The most sophisticated facility required to deliver the minimum elements of the package is a “district” hospital, which serves as the first level of referral from health centers. These hospitals offer basic surgery, emergency services, and some outpatient care; generally have 100–400 beds; and serve 50,000–200,000 inhabitants. The minimum package requires access to health centers and district hospitals throughout the country. On average, it requires about 1 district hospital bed, 0.1 to 0.2 physicians per 1,000 population, and 2 to 4 nurses per physician.

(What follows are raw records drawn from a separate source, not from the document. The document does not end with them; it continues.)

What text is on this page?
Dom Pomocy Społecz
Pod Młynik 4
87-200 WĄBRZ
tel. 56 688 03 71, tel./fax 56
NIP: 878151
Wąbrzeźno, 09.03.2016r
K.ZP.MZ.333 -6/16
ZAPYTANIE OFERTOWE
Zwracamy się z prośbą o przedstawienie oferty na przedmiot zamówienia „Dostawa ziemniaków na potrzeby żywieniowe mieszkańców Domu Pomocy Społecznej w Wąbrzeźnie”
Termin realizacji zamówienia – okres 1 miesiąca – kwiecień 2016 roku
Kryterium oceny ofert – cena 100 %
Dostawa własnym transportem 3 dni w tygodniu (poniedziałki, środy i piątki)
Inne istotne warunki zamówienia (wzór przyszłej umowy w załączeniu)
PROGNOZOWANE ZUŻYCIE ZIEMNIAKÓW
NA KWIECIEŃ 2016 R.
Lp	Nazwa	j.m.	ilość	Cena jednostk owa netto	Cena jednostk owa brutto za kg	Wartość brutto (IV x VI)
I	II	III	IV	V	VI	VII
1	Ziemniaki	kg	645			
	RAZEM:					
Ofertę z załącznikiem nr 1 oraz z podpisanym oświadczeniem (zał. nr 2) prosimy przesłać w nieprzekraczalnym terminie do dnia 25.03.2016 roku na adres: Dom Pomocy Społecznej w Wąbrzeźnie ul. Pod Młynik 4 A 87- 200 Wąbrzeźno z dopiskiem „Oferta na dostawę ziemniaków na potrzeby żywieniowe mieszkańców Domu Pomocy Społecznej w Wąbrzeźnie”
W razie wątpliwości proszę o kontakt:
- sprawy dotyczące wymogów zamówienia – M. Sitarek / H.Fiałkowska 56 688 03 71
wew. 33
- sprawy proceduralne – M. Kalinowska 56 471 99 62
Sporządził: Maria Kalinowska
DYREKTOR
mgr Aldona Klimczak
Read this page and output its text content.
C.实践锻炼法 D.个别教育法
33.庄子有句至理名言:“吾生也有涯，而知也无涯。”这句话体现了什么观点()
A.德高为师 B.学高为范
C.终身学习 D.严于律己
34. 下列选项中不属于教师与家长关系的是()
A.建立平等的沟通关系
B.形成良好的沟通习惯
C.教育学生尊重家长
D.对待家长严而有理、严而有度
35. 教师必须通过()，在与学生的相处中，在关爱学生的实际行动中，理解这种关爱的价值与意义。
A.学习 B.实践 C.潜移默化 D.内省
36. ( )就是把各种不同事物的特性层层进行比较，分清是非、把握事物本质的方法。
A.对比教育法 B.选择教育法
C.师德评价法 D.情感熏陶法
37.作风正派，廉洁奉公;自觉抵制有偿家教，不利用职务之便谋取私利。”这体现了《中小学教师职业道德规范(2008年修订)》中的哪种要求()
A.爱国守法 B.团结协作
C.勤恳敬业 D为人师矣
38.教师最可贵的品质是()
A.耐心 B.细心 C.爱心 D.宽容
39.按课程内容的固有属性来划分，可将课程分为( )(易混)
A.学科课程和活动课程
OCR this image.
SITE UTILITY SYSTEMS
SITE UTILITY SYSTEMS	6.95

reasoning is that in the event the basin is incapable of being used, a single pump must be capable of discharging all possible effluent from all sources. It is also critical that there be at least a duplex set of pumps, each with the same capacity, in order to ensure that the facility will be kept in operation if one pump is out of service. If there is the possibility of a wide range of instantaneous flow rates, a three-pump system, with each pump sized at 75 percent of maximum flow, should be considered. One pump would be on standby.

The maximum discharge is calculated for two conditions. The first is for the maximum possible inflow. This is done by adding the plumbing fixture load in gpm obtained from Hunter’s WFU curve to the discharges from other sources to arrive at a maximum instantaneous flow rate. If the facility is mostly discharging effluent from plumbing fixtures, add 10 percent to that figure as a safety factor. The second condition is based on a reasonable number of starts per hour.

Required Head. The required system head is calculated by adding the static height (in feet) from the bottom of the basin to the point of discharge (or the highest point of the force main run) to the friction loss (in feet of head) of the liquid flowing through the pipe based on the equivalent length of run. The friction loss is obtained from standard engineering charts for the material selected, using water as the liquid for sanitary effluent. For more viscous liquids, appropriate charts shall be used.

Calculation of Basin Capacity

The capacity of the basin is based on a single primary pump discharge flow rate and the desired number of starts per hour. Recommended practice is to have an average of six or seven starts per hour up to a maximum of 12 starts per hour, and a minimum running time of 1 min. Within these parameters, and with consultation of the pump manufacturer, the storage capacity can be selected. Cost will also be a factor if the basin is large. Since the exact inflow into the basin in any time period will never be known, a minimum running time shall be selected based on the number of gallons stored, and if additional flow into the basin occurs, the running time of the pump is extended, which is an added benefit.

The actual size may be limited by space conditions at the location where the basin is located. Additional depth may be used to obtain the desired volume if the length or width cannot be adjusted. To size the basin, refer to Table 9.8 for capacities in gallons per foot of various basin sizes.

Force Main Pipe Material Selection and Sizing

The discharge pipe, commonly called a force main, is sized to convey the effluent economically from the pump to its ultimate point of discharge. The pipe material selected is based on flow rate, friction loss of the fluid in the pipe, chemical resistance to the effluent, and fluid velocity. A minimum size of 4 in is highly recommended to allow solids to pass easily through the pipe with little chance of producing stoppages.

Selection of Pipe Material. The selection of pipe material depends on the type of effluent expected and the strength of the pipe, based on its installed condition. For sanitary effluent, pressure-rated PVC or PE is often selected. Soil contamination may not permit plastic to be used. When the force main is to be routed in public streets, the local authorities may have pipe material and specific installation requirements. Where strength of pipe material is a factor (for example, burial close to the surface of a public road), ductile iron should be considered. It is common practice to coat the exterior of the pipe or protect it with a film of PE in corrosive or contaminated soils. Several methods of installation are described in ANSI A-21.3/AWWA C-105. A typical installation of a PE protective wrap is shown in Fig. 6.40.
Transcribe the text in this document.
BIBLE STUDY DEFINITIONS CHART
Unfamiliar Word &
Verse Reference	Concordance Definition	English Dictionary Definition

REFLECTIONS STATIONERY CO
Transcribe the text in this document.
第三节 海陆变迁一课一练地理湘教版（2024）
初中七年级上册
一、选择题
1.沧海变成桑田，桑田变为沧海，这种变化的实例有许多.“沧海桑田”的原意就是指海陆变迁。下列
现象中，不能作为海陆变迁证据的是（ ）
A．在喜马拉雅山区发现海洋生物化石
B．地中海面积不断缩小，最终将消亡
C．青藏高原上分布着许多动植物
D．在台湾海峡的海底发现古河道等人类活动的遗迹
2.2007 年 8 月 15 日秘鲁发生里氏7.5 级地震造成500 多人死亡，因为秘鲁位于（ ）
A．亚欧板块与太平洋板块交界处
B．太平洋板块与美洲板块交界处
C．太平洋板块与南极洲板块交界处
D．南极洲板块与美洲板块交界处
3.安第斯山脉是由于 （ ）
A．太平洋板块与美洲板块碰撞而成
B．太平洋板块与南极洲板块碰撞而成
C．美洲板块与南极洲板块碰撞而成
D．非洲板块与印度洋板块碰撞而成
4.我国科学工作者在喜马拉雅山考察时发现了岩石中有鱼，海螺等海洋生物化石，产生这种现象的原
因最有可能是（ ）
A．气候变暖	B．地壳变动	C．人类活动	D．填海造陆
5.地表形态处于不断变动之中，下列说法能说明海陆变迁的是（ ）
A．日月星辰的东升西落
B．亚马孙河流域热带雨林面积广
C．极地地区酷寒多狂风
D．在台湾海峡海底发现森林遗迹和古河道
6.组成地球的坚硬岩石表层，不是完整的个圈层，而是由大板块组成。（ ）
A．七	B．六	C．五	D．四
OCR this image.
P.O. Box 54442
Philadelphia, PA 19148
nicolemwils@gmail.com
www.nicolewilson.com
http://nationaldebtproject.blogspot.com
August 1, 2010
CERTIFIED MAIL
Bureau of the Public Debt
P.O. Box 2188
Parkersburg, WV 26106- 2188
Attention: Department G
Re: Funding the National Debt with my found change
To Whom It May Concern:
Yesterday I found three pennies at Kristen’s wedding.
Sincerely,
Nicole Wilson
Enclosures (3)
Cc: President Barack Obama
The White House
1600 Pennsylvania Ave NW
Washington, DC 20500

Governments can direct public spending to support the nationally defined essential package in several ways:
Where services are publicly financed and provided, they can reallocate public spending toward inputs—drugs, supplies, equipment, staff, and facilities—that support the package. In many countries, extending the basic infrastructure throughout the country and improving the quality of services at existing lower-level facilities are necessary steps to delivering the package. At the same time, governments can eliminate or greatly reduce financing of inputs for less cost-effective services. This might include closing wards or converting specialized hospitals to serve as district hospitals and curtailing the number of specialist physicians. In Canada, for example, provincial governments—not individual hospitals—control the decision to acquire technically advanced diagnostic tools.
At the same time, providers’ treatment decisions would not be micromanaged; they would be influenced, instead, by the nature of input availability. The specialized staff and equipment, for example, would not be available to treat certain highly fatal forms of cancer, but drugs would be available to provide pain relief. Similarly, staff, diagnostic services, equipment, and drugs would be available for treating malaria in young children. Budgetary and salary incentives could also be used to reward individual providers, facilities, or districts that achieved good coverage of the population with the services in the package.
Where services are publicly financed but privately provided, governments should reimburse only for those services in the essential package. This model of health care delivery is growing, but it is still uncommon in developing countries. At present the regulatory capacity to oversee such arrangements is poorly developed.
Adopting an essential national package of health interventions to be financed publicly, at least in part, and to be required of all privately financed insurance would help solve several problems in the allocation of health care resources.
• It would assure that public spending was concentrated on those interventions yielding the most health gain per dollar. This is not only good for health; it is likely to increase taxpayer satisfaction with the use of public money.
• By stating clearly what outputs the system is expected to provide, it would make it easier to estimate input requirements.
• It would clarify the boundary between public and private outlays, providing a basis for determining what to subsidize and what to leave to the private market.
• The definition of an essential package might also affect private spending by drawing attention to what is most cost-effective and regulating insurance accordingly.
• It would increase equity and help to either reduce poverty or alleviate its consequences by assuring that, at the least, the most justifiable health care is provided to the poor.